Herpes Simplex: both types 1 and 2 may affect oral cavity, and are clinically identical. Virus hides out in sensory ganglion of face. Typical vesicular lesions. If started during prodromal phase, anti-retrovirals may lessen severity/duration.
Varicella Zoster: basically shingles of the oral cavity/face. Beware of eye involvement.
Herpangina: Coxsackievirus, with viral prodrome followed by eruption of micro-vesicles primarily on posterior oral/pharyngeal structures. Symptomatic therapy.

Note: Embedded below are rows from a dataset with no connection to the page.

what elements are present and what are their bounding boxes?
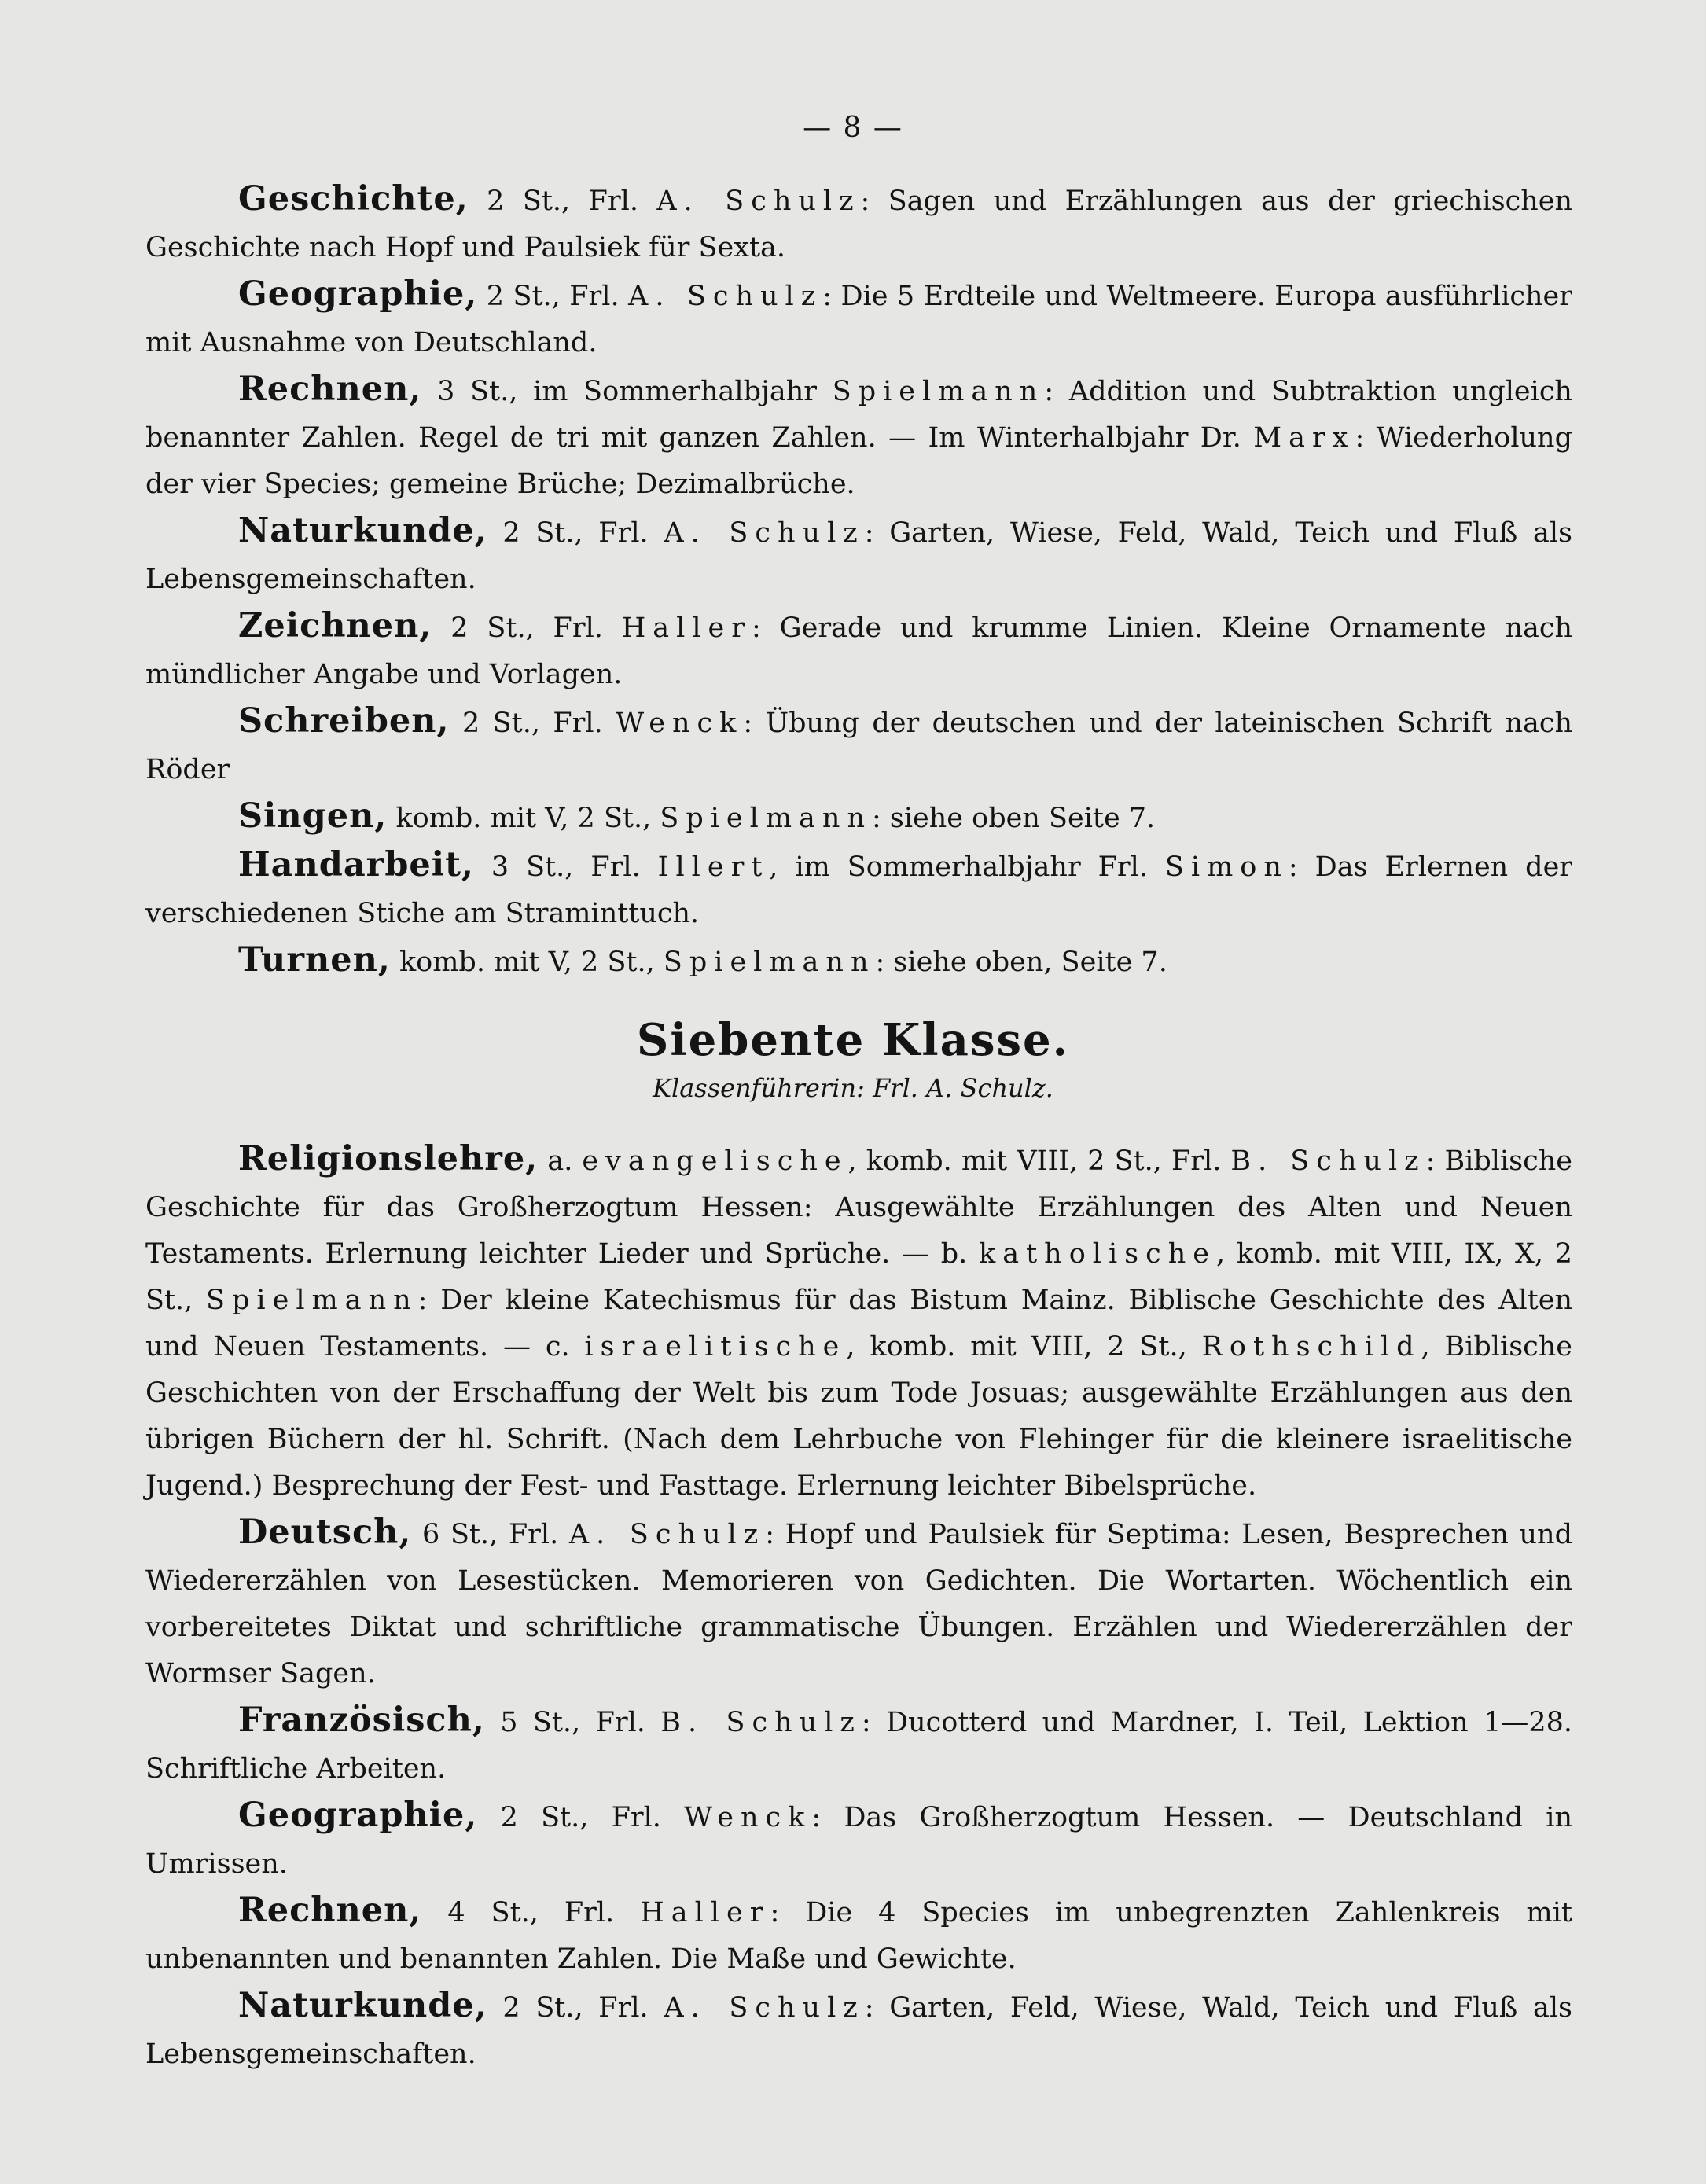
entry-text: : Gerade und krumme Linien. Kleine Ornamente nach mündlicher Angabe und Vorlagen.: [145, 612, 1573, 690]
entry-text: : Das Großherzogtum Hessen. — Deutschland in Umrissen.: [145, 1802, 1572, 1880]
entry-text: 2 St., Frl.: [487, 517, 664, 549]
entry-text: 2 St., Frl.: [449, 708, 616, 739]
section-one-entries: [145, 176, 1572, 986]
entry-text: : Ducotterd und Mardner, I. Teil, Lektion 1—28. Schriftliche Arbeiten.: [145, 1707, 1572, 1785]
subject-title: Deutsch,: [238, 1513, 412, 1552]
page-number: — 8 —: [803, 112, 903, 144]
entry-text: : Garten, Wiese, Feld, Wald, Teich und Fluß als Lebensgemeinschaften.: [145, 517, 1572, 595]
subject-title: Zeichnen,: [238, 606, 432, 645]
subject-entry: [145, 698, 1572, 793]
spaced-name: evangelische: [582, 1145, 848, 1177]
spaced-name: B. Schulz: [1230, 1145, 1426, 1177]
subject-entry: [145, 366, 1572, 508]
subject-entry: [145, 1983, 1572, 2078]
subject-title: Französisch,: [238, 1701, 485, 1740]
entry-text: : Wiederholung der vier Species; gemeine Brüche; Dezimalbrüche.: [145, 422, 1573, 500]
entry-text: : Addition und Subtraktion ungleich benannter Zahlen. Regel de tri mit ganzen Zahlen. — Im Winterhalbjahr Dr.: [145, 376, 1572, 454]
entry-text: , komb. mit VIII, IX, X, 2 St.,: [145, 1238, 1572, 1316]
entry-text: 2 St., Frl.: [432, 612, 622, 644]
entry-text: 4 St., Frl.: [421, 1897, 641, 1928]
spaced-name: israelitische: [584, 1331, 847, 1362]
spaced-name: A. Schulz: [628, 281, 823, 312]
subject-title: Schreiben,: [238, 701, 450, 741]
spaced-name: Spielmann: [663, 947, 876, 978]
entry-text: 2 St., Frl.: [468, 186, 657, 217]
subject-title: Singen,: [238, 796, 388, 836]
spaced-name: A. Schulz: [664, 1992, 865, 2024]
subject-title: Rechnen,: [238, 370, 422, 409]
subject-entry: [145, 937, 1572, 986]
entry-text: : siehe oben Seite 7.: [871, 803, 1156, 834]
spaced-name: Marx: [1253, 422, 1355, 454]
subject-entry: [145, 1136, 1572, 1509]
subject-entry: [145, 1792, 1572, 1888]
entry-text: 2 St., Frl.: [477, 281, 629, 312]
subject-title: Geographie,: [238, 1796, 478, 1835]
entry-text: 2 St., Frl.: [487, 1992, 664, 2024]
subject-entry: [145, 603, 1572, 698]
subject-title: Geschichte,: [238, 179, 469, 219]
subject-entry: [145, 1697, 1572, 1792]
spaced-name: Illert: [657, 851, 770, 883]
spaced-name: Haller: [640, 1897, 770, 1928]
entry-text: : Hopf und Paulsiek für Septima: Lesen, Besprechen und Wiedererzählen von Lesestücken. Memorieren von Gedichten. Die Wortarten. Wöchentlich ein vorbereitetes Diktat und schriftliche grammatische Übungen. Erzählen und Wiedererzählen der Wormser Sagen.: [145, 1519, 1573, 1689]
section-two-entries: [145, 1136, 1572, 2078]
entry-text: 6 St., Frl.: [411, 1519, 569, 1550]
subject-entry: [145, 1888, 1572, 1983]
entry-text: , komb. mit VIII, 2 St., Frl.: [847, 1145, 1231, 1177]
entry-text: komb. mit V, 2 St.,: [390, 947, 664, 978]
entry-text: : Biblische Geschichte für das Großherzogtum Hessen: Ausgewählte Erzählungen des Alten und Neuen Testaments. Erlernung leichter Lieder und Sprüche. — b.: [145, 1145, 1572, 1270]
subject-entry: [145, 176, 1572, 271]
entry-text: : Das Erlernen der verschiedenen Stiche am Straminttuch.: [145, 851, 1573, 929]
subject-entry: [145, 1509, 1572, 1697]
subject-title: Naturkunde,: [238, 1986, 487, 2025]
entry-text: : Garten, Feld, Wiese, Wald, Teich und Fluß als Lebensgemeinschaften.: [145, 1992, 1572, 2070]
spaced-name: Simon: [1164, 851, 1289, 883]
entry-text: komb. mit V, 2 St.,: [387, 803, 660, 834]
spaced-name: Wenck: [684, 1802, 812, 1833]
subject-entry: [145, 508, 1572, 603]
entry-text: , Biblische Geschichten von der Erschaffung der Welt bis zum Tode Josuas; ausgewählte Erzählungen aus den übrigen Büchern der hl. Schrift. (Nach dem Lehrbuche von Flehinger für die kleinere israelitische Jugend.) Besprechung der Fest- und Fasttage. Erlernung leichter Bibelsprüche.: [145, 1331, 1573, 1502]
entry-text: : siehe oben, Seite 7.: [875, 947, 1167, 978]
spaced-name: Spielmann: [660, 803, 872, 834]
entry-text: 5 St., Frl.: [484, 1707, 661, 1738]
subject-entry: [145, 842, 1572, 937]
entry-text: : Die 5 Erdteile und Weltmeere. Europa ausführlicher mit Ausnahme von Deutschland.: [145, 281, 1572, 358]
subject-entry: [145, 793, 1572, 842]
spaced-name: Wenck: [616, 708, 744, 739]
subject-entry: [145, 271, 1572, 366]
entry-text: , im Sommerhalbjahr Frl.: [769, 851, 1165, 883]
subject-title: Geographie,: [238, 274, 478, 314]
subject-title: Rechnen,: [238, 1891, 422, 1930]
spaced-name: A. Schulz: [664, 517, 865, 549]
spaced-name: katholische: [979, 1238, 1216, 1270]
subject-title: Naturkunde,: [238, 511, 487, 550]
class-teacher-line: Klassenführerin: Frl. A. Schulz.: [653, 1073, 1053, 1103]
entry-text: 3 St., Frl.: [473, 851, 658, 883]
entry-text: : Übung der deutschen und der lateinischen Schrift nach Röder: [145, 708, 1572, 785]
class-heading: Siebente Klasse.: [636, 1014, 1070, 1066]
entry-text: : Sagen und Erzählungen aus der griechischen Geschichte nach Hopf und Paulsiek für Sexta.: [145, 186, 1572, 263]
subject-title: Turnen,: [238, 940, 391, 980]
spaced-name: A. Schulz: [656, 186, 861, 217]
spaced-name: A. Schulz: [568, 1519, 766, 1550]
entry-text: a.: [538, 1145, 583, 1177]
subject-title: Religionslehre,: [238, 1139, 539, 1178]
entry-text: : Die 4 Species im unbegrenzten Zahlenkreis mit unbenannten und benannten Zahlen. Die Maße und Gewichte.: [145, 1897, 1572, 1975]
spaced-name: Rothschild: [1201, 1331, 1421, 1362]
spaced-name: Spielmann: [832, 376, 1045, 407]
spaced-name: Spielmann: [206, 1285, 418, 1316]
subject-title: Handarbeit,: [238, 845, 474, 884]
spaced-name: Haller: [621, 612, 752, 644]
spaced-name: B. Schulz: [660, 1707, 862, 1738]
entry-text: 3 St., im Sommerhalbjahr: [421, 376, 833, 407]
entry-text: , komb. mit VIII, 2 St.,: [846, 1331, 1202, 1362]
entry-text: 2 St., Frl.: [477, 1802, 685, 1833]
entry-text: : Der kleine Katechismus für das Bistum Mainz. Biblische Geschichte des Alten und Neuen Testaments. — c.: [145, 1285, 1572, 1362]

Hand, Foot, Mouth Disease: Coxsackievirus (different types), small vesicles on tongue, gingiva, palate, and buccal mucosa. May also affected palmar/plantar surfaces. Symptomatic therapy.
BENIGN ORAL LESIONS: not included in this outline. Please refer to text.
MALIGNANT ORAL LESIONS
Leuko- and erythroplakia: white and red patches respectively, cannot be scraped off, doesn’t look like another disease process, pre-cancerous, refer to oral surgeon/ENT for follow up.
Take home point: if it looks funny and you are concerned in any way about cancer, refer for further work up.
Leukemia: spontaneous gingival bleeding, petechia, opportunistic infections, hyperplastic gingivitis
AIDS: oral candidiasis, linear gingival erythema, ANUG, viral oral infections, Hairy leukoplakia, Kaposi sarcoma, lymphoma.